There are almost too many factual errors in that statement to count. For one thing, Santa is not a historical figure.
Yes, he was modeled on St. Nicholas, a theological heavyweight - he was one of the signers of the Nicene Creed - who lived in Asia Minor (now known as Turkey) in the third century. But he has historically been portrayed with dark skin, like the other people who lived in the area.
The modern-day white Santa was invented by the Dutch and Germans and given his present look by poet Clement Clark Moore, cartoonist Thomas Nast, and the Coca-Cola company.
But – and I know this is going to come as a shock to Megyn Kelly – he's not real.
As for Jesus, does anyone seriously believe that an Aramaic-speaking, first century Middle Eastern Jew had blue eyes, white skin and flowing blond hair? He does in American movies from the 1950s, which is probably where Kelly got the idea. But no serious Biblical scholar believes it.
In 2001 the BBC hired a forensic archaeologist from the University of Manchester to examine a skeleton of a first century Middle Eastern Jew and use computer technology to create a reasonable facsimile of what he must have looked like. Not surprisingly, the reconstruction revealed that he had a broad face and a large nose.

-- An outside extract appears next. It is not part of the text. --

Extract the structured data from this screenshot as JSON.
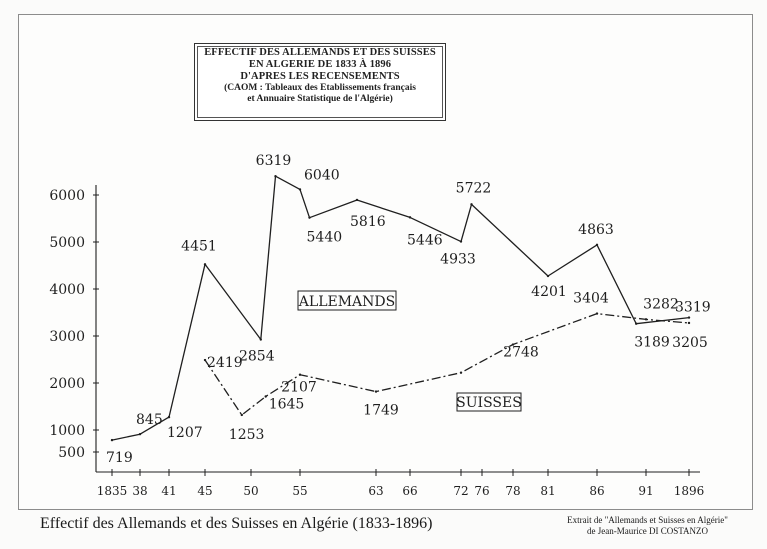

Meanwhile, an Old Testament scholar at Duke analyzed portraits of third century Jews and found they had dark skins and short, curly hair.
And Saint Paul would agree. In First Corinthians he says it is "disgraceful" for a man to have long hair. Although he never met Jesus, he did meet people who knew Jesus intimately, including St. Peter. Do you think he would have condemned a hairstyle that Jesus wore?
The bottom line is that by saying Jesus is white, you're saying God is white. Just who is creating whom in whose image?
Kelly has replied to the criticism with the standard can't-you-take-a-joke response. But it's not a joke to little kids of color, who have just been told they're second-class humans. It's not only cruel, it's gratuitously cruel.
As an old hymn from my youth says, "Jesus loves the little children/All the children of the world/Red, brown, yellow, black or white/They're all precious in His sight/Jesus loves the little children of the world."
Little kids understand this instinctively. Why is it so hard for grownups?